Home Prices in This City Soared 30%

The S&P CoreLogic Case-Shiller Indices are released each month. They are the gold standard for measuring U.S. home prices. July, the latest month reported, showed a national home price increase of 19.7% over the same month last year, a record in the 27 years that the study has been in existence.

CoreLogic Deputy Chief Economist Selma Hepp commented:

Homebuyers across all ages continue to enjoy historically low mortgage rates, but have now also been joined by an influx of investor buyers over the summer. This continued high buyer demand has even outstripped the improvements in the supply of for-sale homes from the all-time lows experienced in the spring.

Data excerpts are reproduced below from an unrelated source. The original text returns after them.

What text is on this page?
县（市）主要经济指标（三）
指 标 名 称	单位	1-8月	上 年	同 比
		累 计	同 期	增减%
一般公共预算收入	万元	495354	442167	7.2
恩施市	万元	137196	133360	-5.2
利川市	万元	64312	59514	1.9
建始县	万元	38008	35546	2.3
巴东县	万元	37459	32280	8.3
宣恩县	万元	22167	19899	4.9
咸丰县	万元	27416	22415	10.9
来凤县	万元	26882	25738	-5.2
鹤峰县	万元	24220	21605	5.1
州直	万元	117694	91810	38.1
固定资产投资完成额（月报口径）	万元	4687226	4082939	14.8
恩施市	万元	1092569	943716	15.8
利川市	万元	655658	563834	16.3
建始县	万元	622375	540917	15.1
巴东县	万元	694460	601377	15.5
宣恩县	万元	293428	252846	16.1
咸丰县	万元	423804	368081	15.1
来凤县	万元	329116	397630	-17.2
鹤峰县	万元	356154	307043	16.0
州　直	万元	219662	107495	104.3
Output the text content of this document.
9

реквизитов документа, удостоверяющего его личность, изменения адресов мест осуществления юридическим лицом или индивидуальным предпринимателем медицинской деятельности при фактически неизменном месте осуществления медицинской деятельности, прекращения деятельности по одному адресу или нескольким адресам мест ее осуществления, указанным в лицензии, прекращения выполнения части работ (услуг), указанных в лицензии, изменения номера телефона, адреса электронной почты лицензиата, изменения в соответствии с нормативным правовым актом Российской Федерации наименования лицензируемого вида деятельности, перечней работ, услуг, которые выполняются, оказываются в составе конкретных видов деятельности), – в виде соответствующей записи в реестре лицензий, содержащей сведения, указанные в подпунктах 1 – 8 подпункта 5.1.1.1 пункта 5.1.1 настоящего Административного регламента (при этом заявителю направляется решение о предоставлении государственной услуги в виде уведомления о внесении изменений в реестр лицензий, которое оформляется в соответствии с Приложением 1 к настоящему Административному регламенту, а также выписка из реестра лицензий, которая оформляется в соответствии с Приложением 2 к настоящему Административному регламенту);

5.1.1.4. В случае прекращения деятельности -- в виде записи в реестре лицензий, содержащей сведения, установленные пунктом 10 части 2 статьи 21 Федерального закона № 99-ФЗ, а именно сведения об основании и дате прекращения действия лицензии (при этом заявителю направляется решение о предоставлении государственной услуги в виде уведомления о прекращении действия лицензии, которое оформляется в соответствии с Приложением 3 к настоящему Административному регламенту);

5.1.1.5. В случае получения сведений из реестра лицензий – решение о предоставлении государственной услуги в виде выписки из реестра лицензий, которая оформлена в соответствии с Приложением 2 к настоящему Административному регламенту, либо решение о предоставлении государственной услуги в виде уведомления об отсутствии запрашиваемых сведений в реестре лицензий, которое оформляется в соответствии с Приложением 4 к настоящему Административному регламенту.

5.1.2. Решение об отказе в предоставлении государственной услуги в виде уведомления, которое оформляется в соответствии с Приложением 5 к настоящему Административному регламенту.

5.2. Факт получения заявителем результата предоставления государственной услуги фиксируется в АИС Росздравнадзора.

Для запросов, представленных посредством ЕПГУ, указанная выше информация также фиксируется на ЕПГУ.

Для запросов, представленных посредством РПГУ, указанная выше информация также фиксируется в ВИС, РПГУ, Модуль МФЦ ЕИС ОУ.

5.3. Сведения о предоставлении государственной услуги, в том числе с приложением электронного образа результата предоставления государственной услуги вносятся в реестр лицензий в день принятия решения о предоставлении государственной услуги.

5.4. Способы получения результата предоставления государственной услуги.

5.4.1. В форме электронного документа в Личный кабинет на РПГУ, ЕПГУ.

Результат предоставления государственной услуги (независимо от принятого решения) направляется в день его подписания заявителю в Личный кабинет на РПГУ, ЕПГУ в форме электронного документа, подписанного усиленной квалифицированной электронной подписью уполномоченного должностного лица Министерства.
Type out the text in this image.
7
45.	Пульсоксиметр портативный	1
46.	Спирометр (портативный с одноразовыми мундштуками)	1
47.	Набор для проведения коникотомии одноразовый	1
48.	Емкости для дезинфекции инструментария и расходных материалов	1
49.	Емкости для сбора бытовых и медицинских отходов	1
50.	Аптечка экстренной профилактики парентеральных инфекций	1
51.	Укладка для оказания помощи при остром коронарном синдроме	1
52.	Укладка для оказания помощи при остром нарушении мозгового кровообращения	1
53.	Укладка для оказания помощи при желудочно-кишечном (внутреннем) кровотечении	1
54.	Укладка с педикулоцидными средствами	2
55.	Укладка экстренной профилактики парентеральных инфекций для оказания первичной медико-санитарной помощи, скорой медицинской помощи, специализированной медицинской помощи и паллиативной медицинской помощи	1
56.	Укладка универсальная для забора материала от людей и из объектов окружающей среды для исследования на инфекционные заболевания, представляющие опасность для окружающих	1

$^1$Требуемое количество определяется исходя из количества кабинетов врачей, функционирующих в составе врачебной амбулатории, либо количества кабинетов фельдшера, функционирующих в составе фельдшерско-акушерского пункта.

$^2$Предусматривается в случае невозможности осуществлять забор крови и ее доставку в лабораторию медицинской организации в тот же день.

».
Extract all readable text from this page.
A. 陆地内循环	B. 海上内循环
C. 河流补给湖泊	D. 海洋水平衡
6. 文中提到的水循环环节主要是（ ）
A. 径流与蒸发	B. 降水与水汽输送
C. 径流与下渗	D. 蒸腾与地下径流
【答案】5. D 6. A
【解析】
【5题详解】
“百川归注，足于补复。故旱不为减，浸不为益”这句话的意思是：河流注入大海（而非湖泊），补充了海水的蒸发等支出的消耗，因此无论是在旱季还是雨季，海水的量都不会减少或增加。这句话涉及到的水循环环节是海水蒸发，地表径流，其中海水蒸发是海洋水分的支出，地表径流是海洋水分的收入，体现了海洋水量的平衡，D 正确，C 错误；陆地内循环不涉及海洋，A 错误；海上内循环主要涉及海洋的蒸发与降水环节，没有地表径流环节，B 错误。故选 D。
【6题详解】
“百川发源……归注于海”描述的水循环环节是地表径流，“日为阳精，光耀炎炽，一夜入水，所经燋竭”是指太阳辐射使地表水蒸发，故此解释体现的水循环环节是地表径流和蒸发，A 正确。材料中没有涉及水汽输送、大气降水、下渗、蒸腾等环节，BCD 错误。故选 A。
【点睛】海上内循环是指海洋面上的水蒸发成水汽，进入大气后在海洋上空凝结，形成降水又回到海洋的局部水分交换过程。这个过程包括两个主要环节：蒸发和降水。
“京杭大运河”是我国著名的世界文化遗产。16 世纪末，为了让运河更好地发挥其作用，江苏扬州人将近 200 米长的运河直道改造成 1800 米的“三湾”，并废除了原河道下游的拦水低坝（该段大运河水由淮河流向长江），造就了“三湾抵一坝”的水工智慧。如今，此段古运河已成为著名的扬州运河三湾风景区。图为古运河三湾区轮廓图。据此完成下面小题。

Fundamentally, this means many of the triggers for rising home rates this year remain unchanged. Mortgage rates have not risen (although government bond rates and inflation have). Incomes for Americans in the middle and upper classes were rarely hurt by the pandemic recession. The value of the assets held by many people has grown because of the stock market and improved home equity numbers. People continue to move from big coastal cities to ones inland with lower costs of living. The so-called work-from-home economy has allowed this.

The Case-Shiller figures by city show the surge in prices in the tier of cities below New York, Los Angeles and San Francisco. The authors wrote: “Phoenix led the way with a 32.4% year-over-year price increase, followed by San Diego with a 27.8% increase and Seattle with a 25.5% increase.”

The question going forward is whether this level of increase can continue. Several headwinds have already begun. Inflation may cause the Federal Reserve to increase rates, which eventually will spill over into the mortgage market. Builders, driven by high home prices and potential profits, will add inventory, which should push up supply to a tight market. The thousands of people who are relocating or plan to will start to dwindle.

Finally, a new slowdown in the economy, likely driven in part by another wave of COVID-19 infections, will affect how much people can pay for a new home.